Phil,
Your approach of simplicity to this question is slightly skewed from a statistical point of view... allow me to shed some light.
The term "out of" corresponds to probability, which is defined as a number from 0 to 1 inclusive, usually expressed as a fraction, which is the ratio of the number of chances of a specific event to the total number of chances possible. In our common day language, it is more commonly spoken as a percent between 0% and 100%, inclusive.
The term Odds is invariably mistaken for the word probability. In fact, in the statistics world we call it the 'slang' word for probability. Odds are expressed as the number of chances for (or against) versus the number of chances against (or for).
So, in your die example, since there is a total of six outcomes... we would say there are 2 outcomes against you (ITM) and 4 outcomes for you (OTM). Based on your analogy of a single outcome of a die ...
The odds in favor of you being ITM, would be 2:4
The odds against you being ITM, would be 4:2
The odds in favor of you being OTM, would be 4:2
The odds against you being OTM, would be 2:4
The odds in favor of you not being ITM would be 4:2
The odds against you not being ITM would be 2:4
The odds in favor of you not being OTM, would be 2:4
The odds in against you not being OTM, would be 4:2
I hope this gives you some ammunition to use with your kids next time they ask you a question. Just answer them in eight equivalent statements...

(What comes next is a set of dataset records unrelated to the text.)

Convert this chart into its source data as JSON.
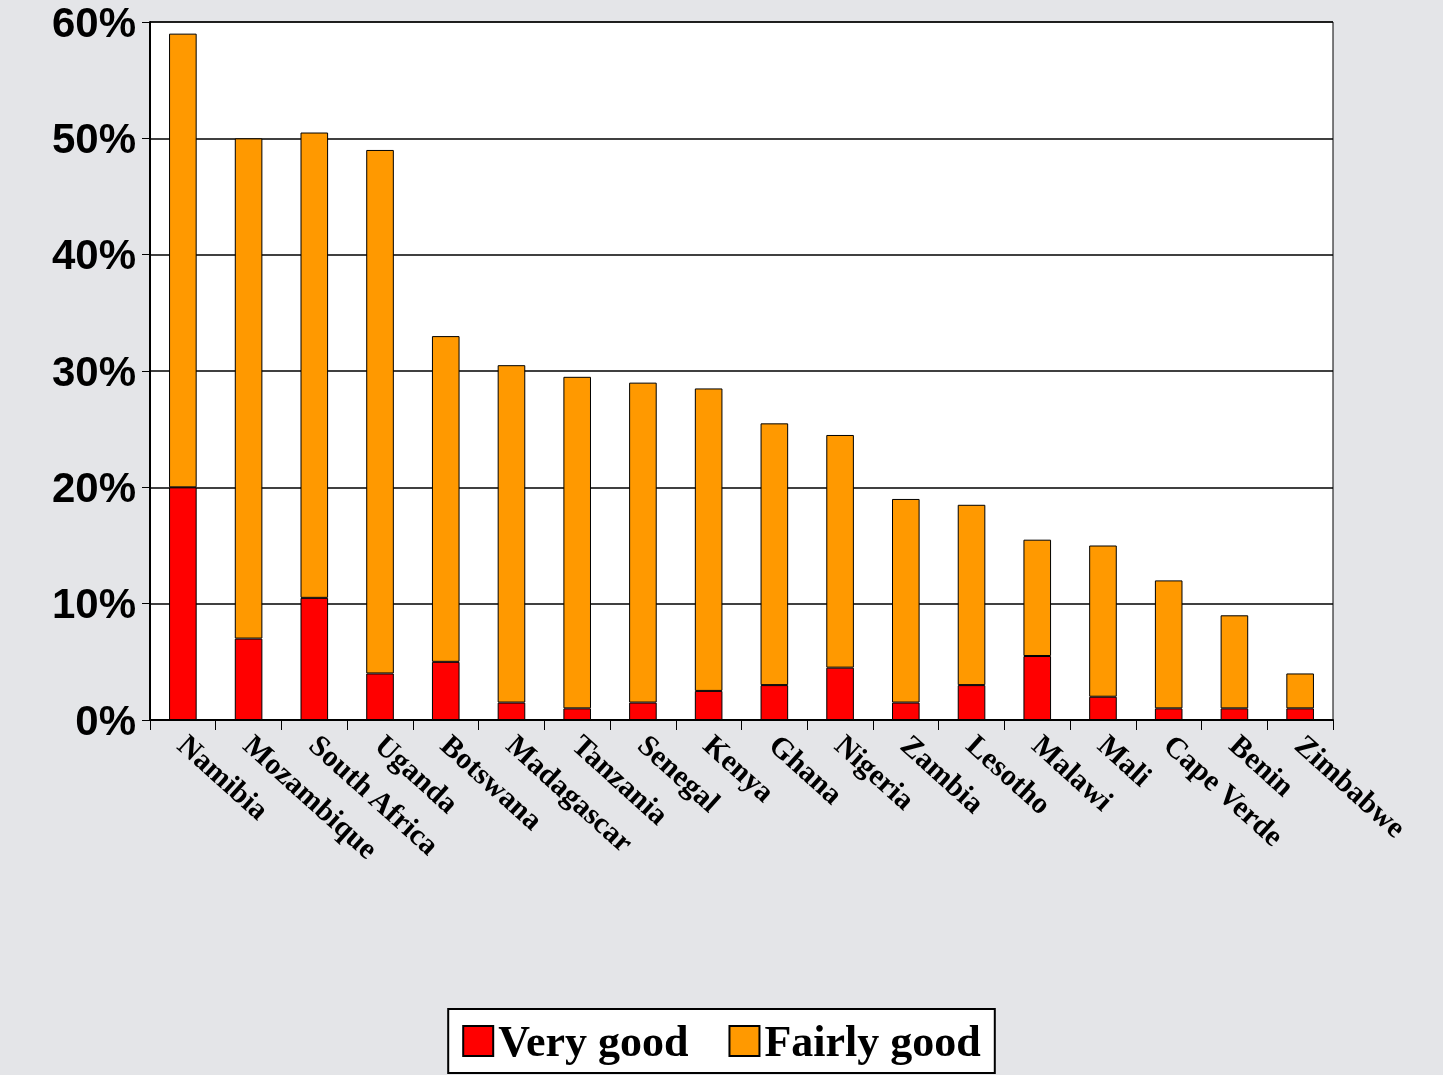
{
  "chart_data": {
    "type": "bar",
    "stacked": true,
    "categories": [
      "Namibia",
      "Mozambique",
      "South Africa",
      "Uganda",
      "Botswana",
      "Madagascar",
      "Tanzania",
      "Senegal",
      "Kenya",
      "Ghana",
      "Nigeria",
      "Zambia",
      "Lesotho",
      "Malawi",
      "Mali",
      "Cape Verde",
      "Benin",
      "Zimbabwe"
    ],
    "series": [
      {
        "name": "Very good",
        "color": "#ff0000",
        "values": [
          20,
          7,
          10.5,
          4,
          5,
          1.5,
          1,
          1.5,
          2.5,
          3,
          4.5,
          1.5,
          3,
          5.5,
          2,
          1,
          1,
          1
        ]
      },
      {
        "name": "Fairly good",
        "color": "#ff9900",
        "values": [
          39,
          43,
          40,
          45,
          28,
          29,
          28.5,
          27.5,
          26,
          22.5,
          20,
          17.5,
          15.5,
          10,
          13,
          11,
          8,
          3
        ]
      }
    ],
    "ylim": [
      0,
      60
    ],
    "yticks": [
      {
        "value": 0,
        "label": "0%"
      },
      {
        "value": 10,
        "label": "10%"
      },
      {
        "value": 20,
        "label": "20%"
      },
      {
        "value": 30,
        "label": "30%"
      },
      {
        "value": 40,
        "label": "40%"
      },
      {
        "value": 50,
        "label": "50%"
      },
      {
        "value": 60,
        "label": "60%"
      }
    ],
    "grid": "y",
    "legend": "bottom"
  }
}
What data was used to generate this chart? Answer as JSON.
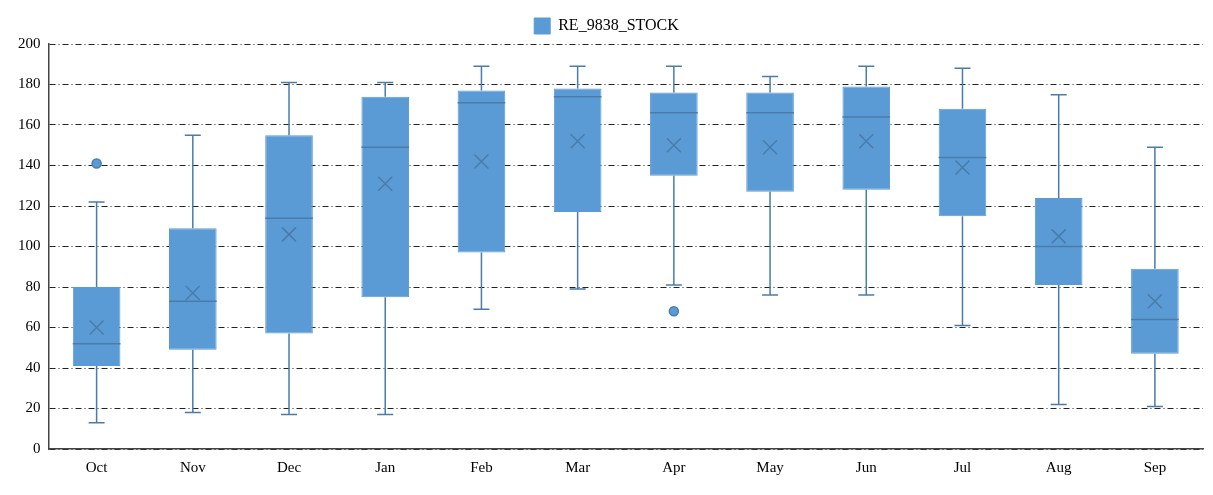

As for Probability... "2 out of 6" as described in Phil's example, lends itself to probability, rather than odds. 2/6 would equate to approximately .33 or about 33%. The problem here being... the die example assumes a constant distribution of events or an equally likely outcome of each event, rather than the Expected probability of the event, Mu.
Unfortunately, the distribution of success and failure of options prices is not evenly distributed. Moreover, it's not normally distributed either....
So in response to "rd's" question earlier.... more risk or less risk... indepent events, dependent events, mutually exclusive or not, is really beyond the scope our this forum.
In short... the risk is dependent, and the probabilility of success is inclusive of that risk. What I mean to say... is if you define the risk to be what your maximium loss could incur... (whether you account for both sides of the condor or just one), that total in $$ is defineable, (spread - credit). The direction for loss is directional... one way. Where as having two credit spreads (IC) in place... also has defined risk (spread - credit), but is bidirectional and has two possible failing outcomes.
Since the distribution of the option prices is not normally distributed... integrating the current market skew may yeild a better approximation than simple independent probability.
I would suspect (guessing) the expected probability of success (defining success to be OTM at expiration) whether single tailed or double tailed with respect to IC's would differ less than less than 5% from each other.
This sounds like a weekend project...
Hope this helps to really confuse you... that's what us Math people do... we just don't tell anyone.... job security.
Murray
Quote from optioncoach:
I think the approach is that each side has a 10% chance of being in the money so at anytime your entire position has a 20% chance of having a short option in the money. I think someone best explained it as rolling a die where you lose if it is a 1 or a 6. Although only one can come up in one roll, the odds are really 2 out of 6 that you will have a loss on the entire roll.